For me, this goes to the heart of the discipline of English Language Arts. And as part of the backwards planning approach to curriculum development that Wiggins and McTighe prescribe, this understanding about the purpose and power of reading can be turned into essential questions that can frame students’ practice and exploration.

To be both engaging and authentic, I believe that essential questions should be truly open-ended and not loaded—that is, they should allow for real debate and disagreement, not just be our teaching points or agendas masquerading as questions. With that and Anne Lamott’s understanding in mind, those questions might sound like this:

  • Can a book really comfort us or make us feel less alone?
  • Can a narrative about someone else’s life really help us understand our own?
  • Can a book really tell us how we might behave? Can it show us how to live and die?
  • And if so, how does it do that?

The next step in the backwards planning approach would be to design assessments that would give students the opportunity to share what they thought about those questions, with evidence drawn from their reading experience as well as from texts. These assessments could take a variety of forms, from book reviews to podcasts to accountable talk circles, as well as the more traditional literary essay. But they’d all ask students to transact with a text to ultimately consider what meaning it held for them.

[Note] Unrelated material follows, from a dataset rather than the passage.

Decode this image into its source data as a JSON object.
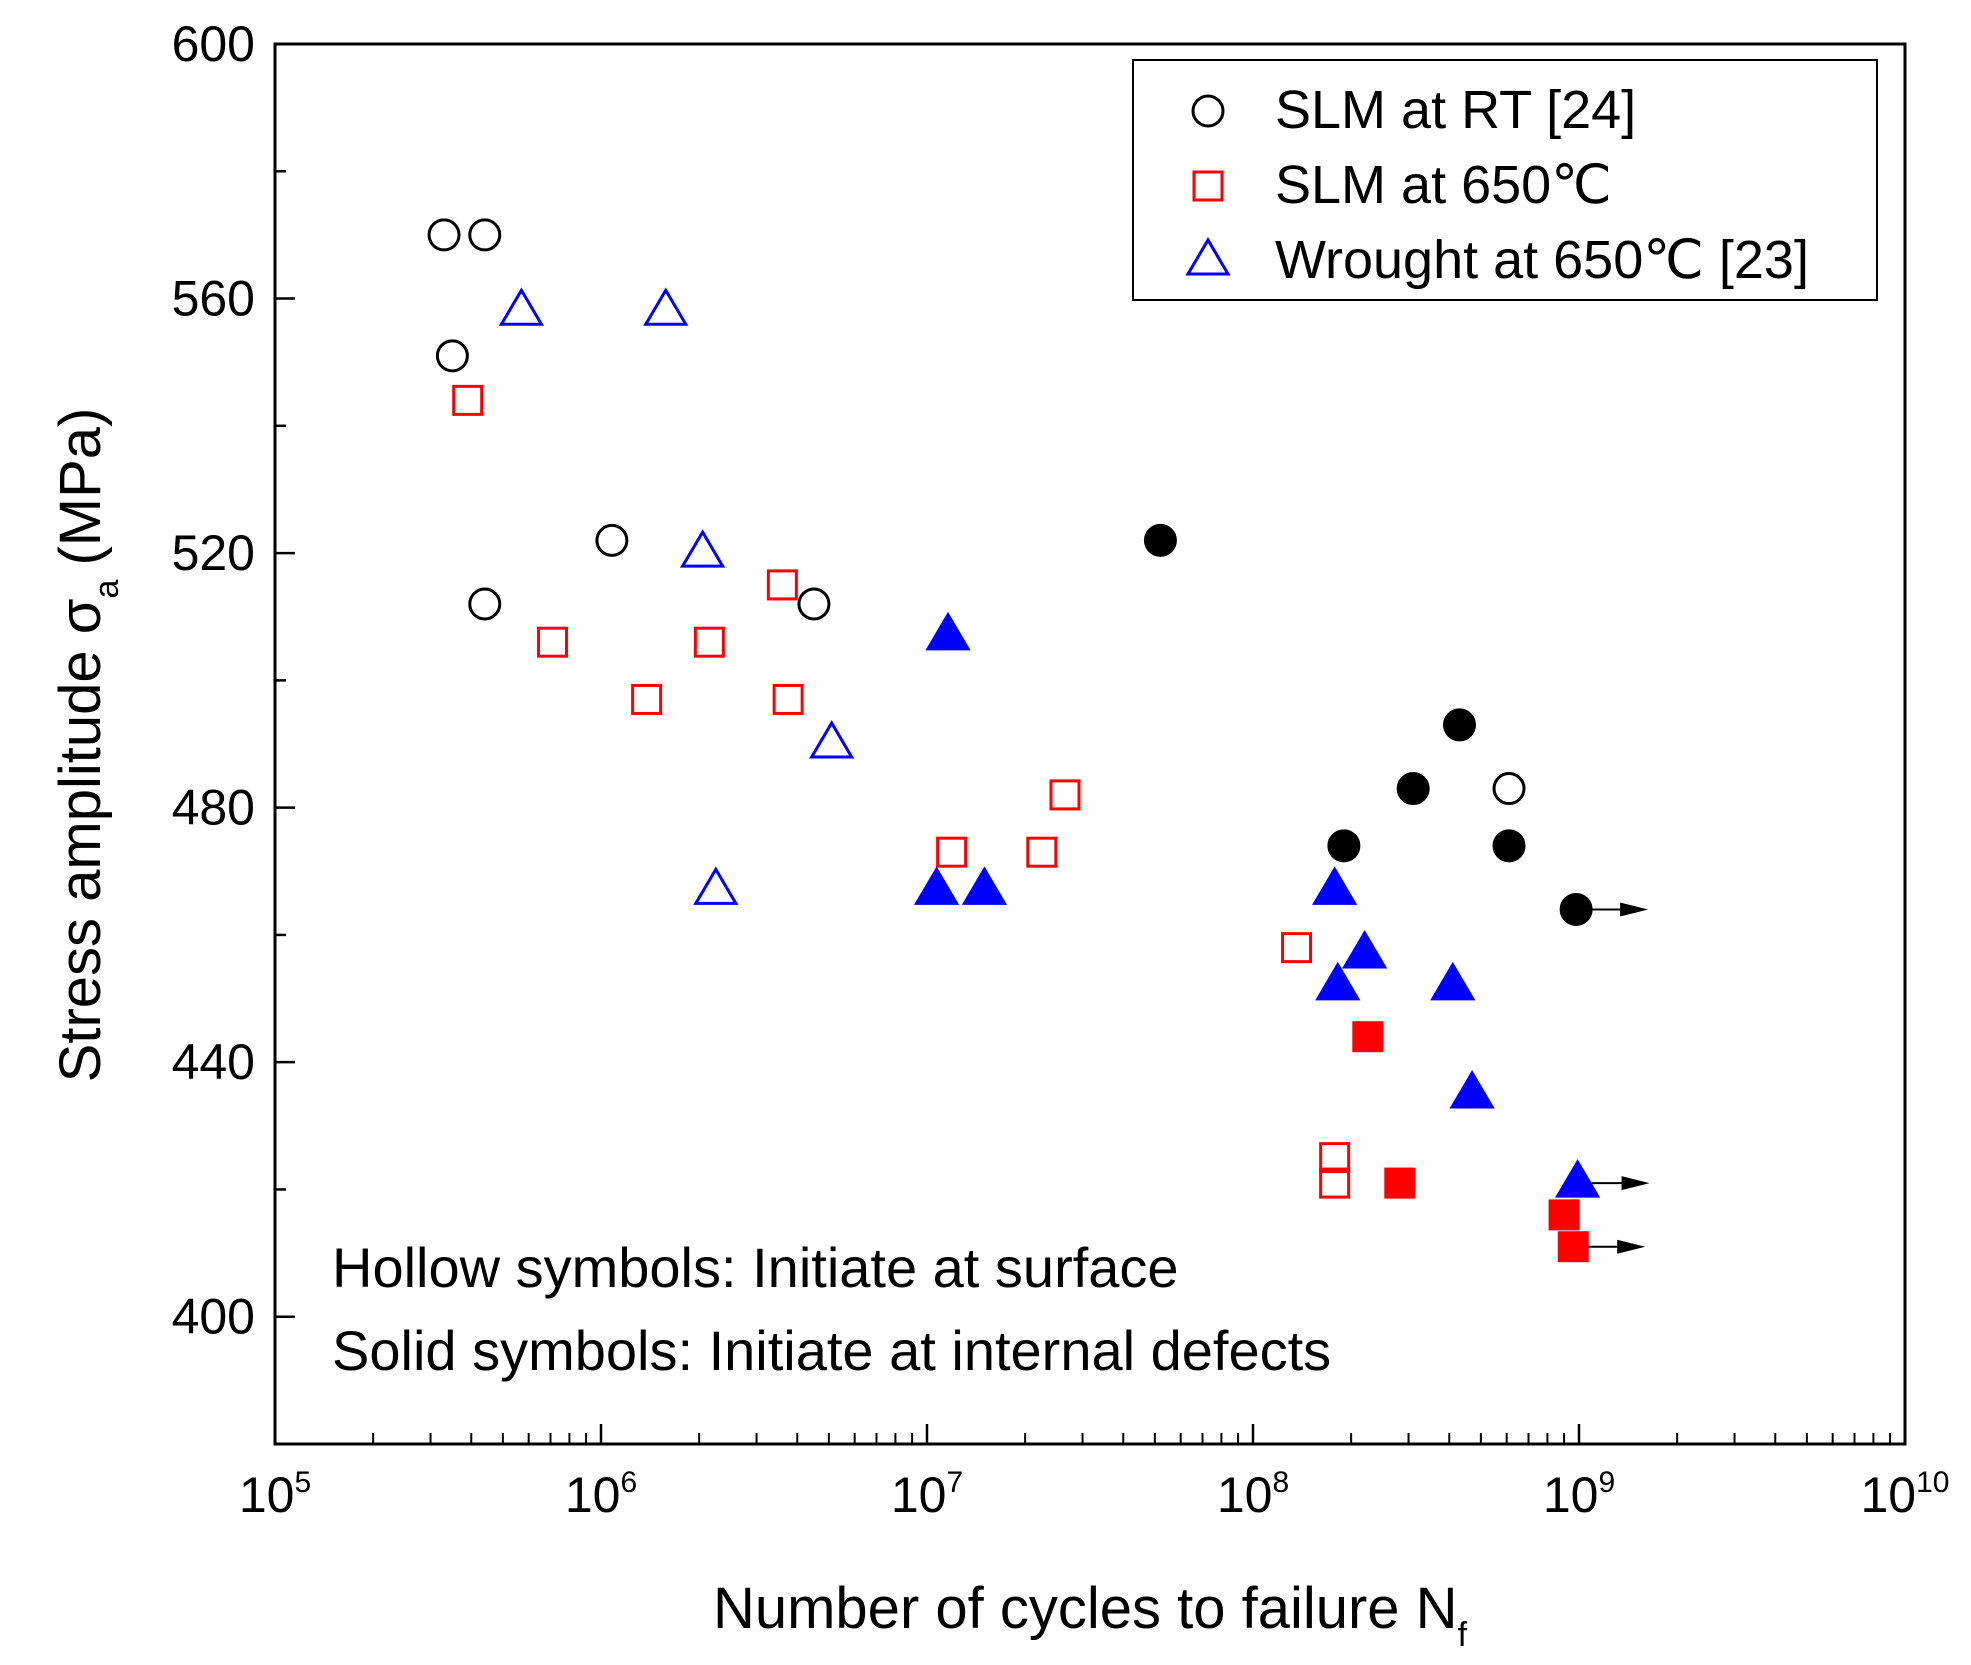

Of course, to do this, students will need strategies and skills, scaffolding and instruction that both models and allows them to experience for themselves how a reader enters a text knowing virtually nothing and emerges pages later with a deeper sense of what it means to be human. And this is where all those other terms and assessments come in. Knowing a students’ reading level, for instance, gives us some sense of what kind of text they have the best chance of transacting with; while instruction that provides the kind of concrete text-based strategies needed for navigating complexity bands allows students to access books that reflect the increasingly complexity of their own lives and world.

To help teachers facilitate this work, Dorothy Barnhouse and I also map out a process of reading in What Readers Really Do that helps students draft and revise their sense of what a text means as they make their way through it, with strategies and skills directly tied to meaning. We also adapt the work of the literary theorist Robert Scholes and break down the process into three distinct but related modes of thinking: comprehension, understanding and evaluation, which we define like this:

  • Comprehension is the literal and inferential sense a reader makes of a text line-by-line and page-by-page.
  • Understanding, by comparison, happens when a reader takes what she’s comprehended on each page to draft and revise her sense of a text’s bigger ideas or themes.
  • Evaluation occurs when, having constructed an understanding of a text, a reader considers whether it has any personal or social value for him.

In the next few weeks I’ll put those words into action by using them with a short text, and I’ll share some ideas for meaningful assessments. But for now what seems important to remember is that reading levels and strategies and skills are the means to an end, not the end itself. And assessments need to be aligned to what we truly value, not just what’s easy to measure, with students asked to apply strategies and skills to some meaningful, enduring end. Only then, I think, can both we and our students begin to see the forest through the trees. And only then are we truly able to benefit from the insight reading can give us.